Het is ingewikkeld en ook niet echt overzichtelijk. De hoeveelheid wet- en regelgeving die over de sector heen komt, is samen te vatten in drie grote bewegingen: creëren van meer financiële stabiliteit, aan een duurzamere wereld bijdragen en ontwikkelingen op het vlak van data en digitalisering.
En met die driedeling ligt ook een van de belangrijkste vraagstukken direct op tafel: hoe zorg je bij de implementatie van wet- en regelgeving dat je blijft uitgaan van de uitgangspunten achter de wet? En deze niet als een ‘moetje’ aftikt?
Van der Kroft: “Allereerst door de hele organisatie tijdig bij de implementatie te betrekken. En duidelijk te maken dat het niet de verantwoordelijkheid is van een of enkele afdelingen. Ook mensen in de frontoffice moeten bijvoorbeeld begrijpen waarom bepaalde wetgeving impact op hun werk heeft. Precies daarom geven we trainingen op alle niveaus in de organisatie."
"Natuurlijk komen er ook dan dilemma’s naar boven. Bijvoorbeeld omdat de klant van de bank alleen maar meer gemak wil, terwijl de frontofficemedewerker juist meer informatie moet vastleggen over die klant om de principes achter de wet waar te maken.”

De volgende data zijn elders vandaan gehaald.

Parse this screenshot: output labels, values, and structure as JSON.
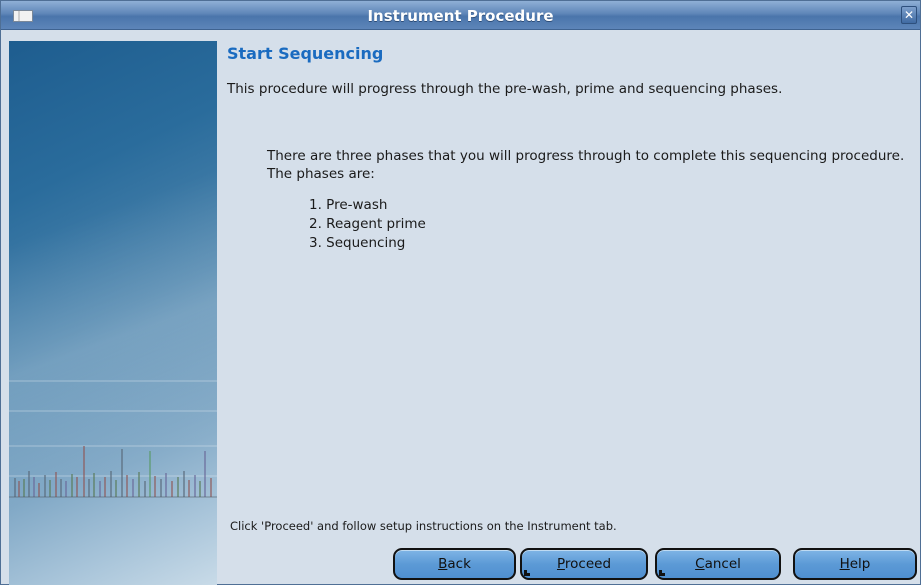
{
  "window": {
    "title": "Instrument Procedure"
  },
  "content": {
    "heading": "Start Sequencing",
    "intro": "This procedure will progress through the pre-wash, prime and sequencing phases.",
    "phases_text": "There are three phases that you will progress through to complete this sequencing procedure. The phases are:",
    "phases": [
      "1. Pre-wash",
      "2. Reagent prime",
      "3. Sequencing"
    ],
    "footer_note": "Click 'Proceed' and follow setup instructions on the Instrument tab."
  },
  "buttons": {
    "back": {
      "mnemonic": "B",
      "rest": "ack"
    },
    "proceed": {
      "mnemonic": "P",
      "rest": "roceed"
    },
    "cancel": {
      "mnemonic": "C",
      "rest": "ancel"
    },
    "help": {
      "mnemonic": "H",
      "rest": "elp"
    }
  },
  "colors": {
    "accent": "#1a6bc0",
    "titlebar": "#5f86b8",
    "background": "#d5dfea",
    "button": "#5c9ad6"
  },
  "icons": {
    "window_menu": "window-menu-icon",
    "close": "close-icon",
    "side_art": "sequencing-trace-art"
  }
}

Andringa: “Het vergt ook begrip voor de bredere rol die de financiële sector nu speelt. Traditioneel ging het vooral om de poortwachtersrol, maar nu verlangen we dat de financiële sector ook op de duurzaamheidstransitie stuurt. Dat is een ingrijpende verandering die impact heeft op je hele organisatiemodel, ook aan de voorkant."

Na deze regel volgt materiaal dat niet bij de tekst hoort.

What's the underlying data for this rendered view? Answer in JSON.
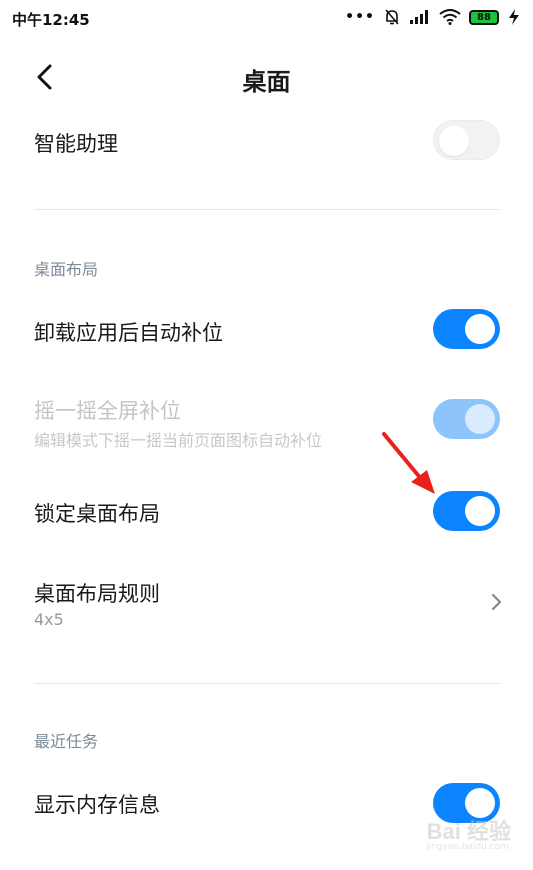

"En pas als die frontofficemedewerker doorleeft wat die nieuwe rol betekent, ontstaat er begrip voor de impact op het eigen werk. Bijvoorbeeld: dat je bij de aanvraag voor een autoverzekering meer informatie nodig hebt over de duurzaamheidsaspecten van de auto. Niet omdat dat moet, maar omdat het ertoe doet.”

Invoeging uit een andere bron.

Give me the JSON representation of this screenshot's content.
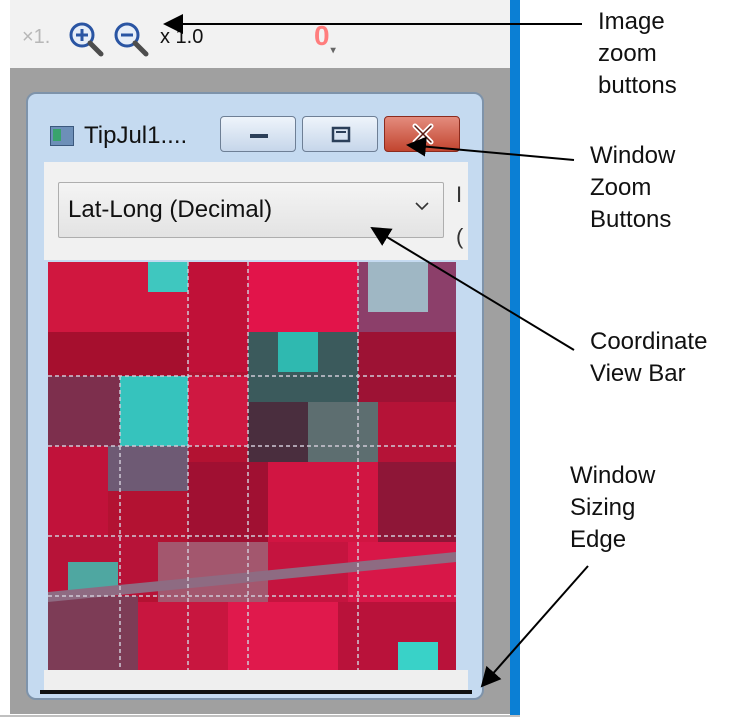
{
  "toolbar": {
    "tool_label": "×1.",
    "zoom_level": "x 1.0",
    "red_tool_label": "0",
    "zoom_in_icon": "zoom-in-icon",
    "zoom_out_icon": "zoom-out-icon"
  },
  "window": {
    "title": "TipJul1....",
    "minimize_icon": "minimize-icon",
    "maximize_icon": "maximize-icon",
    "close_icon": "close-icon"
  },
  "coordinate_bar": {
    "selected": "Lat-Long (Decimal)",
    "side_label_1": "I",
    "side_label_2": "("
  },
  "annotations": {
    "image_zoom": "Image\nzoom\nbuttons",
    "window_zoom": "Window\nZoom\nButtons",
    "coordinate_bar": "Coordinate\nView Bar",
    "sizing_edge": "Window\nSizing\nEdge"
  },
  "colors": {
    "accent_blue": "#0b7fd4",
    "window_frame": "#c5daf0",
    "close_red": "#c2452f",
    "image_red": "#b81134",
    "image_cyan": "#39d2c8"
  }
}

Van der Kroft: “Wat nieuw is: die maatschappelijke rol loopt door tot in de keten. Bij de financiering van projecten worden banken door wetgeving geprikkeld om in de keten de duurzaamheidsaspecten te kennen, bij de leveranciers van de klant. Dat levert hen alleen al een flinke uitdaging op bij de verzameling van de juiste informatie.”
Jullie pleiten dus voor een holistische, integrale benadering. Is dat herkenbaar in de pensioenwereld en bij vermogensbeheerders?
Elgersma: “Zeker. De pensioenwereld staat voor een van de ingrijpendste veranderingen in de historie van de sector, waarbij die integraliteit een harde voorwaarde is. Onze ervaring is dat goed programmamanagement essentieel is. We werken dan ook vaak samen in multidisciplinaire teams met niet alleen specialisten, maar ook met mensen die begrijpen wat er nodig is om de verandering voor elkaar te krijgen. Vanuit de klant en vanuit EY.”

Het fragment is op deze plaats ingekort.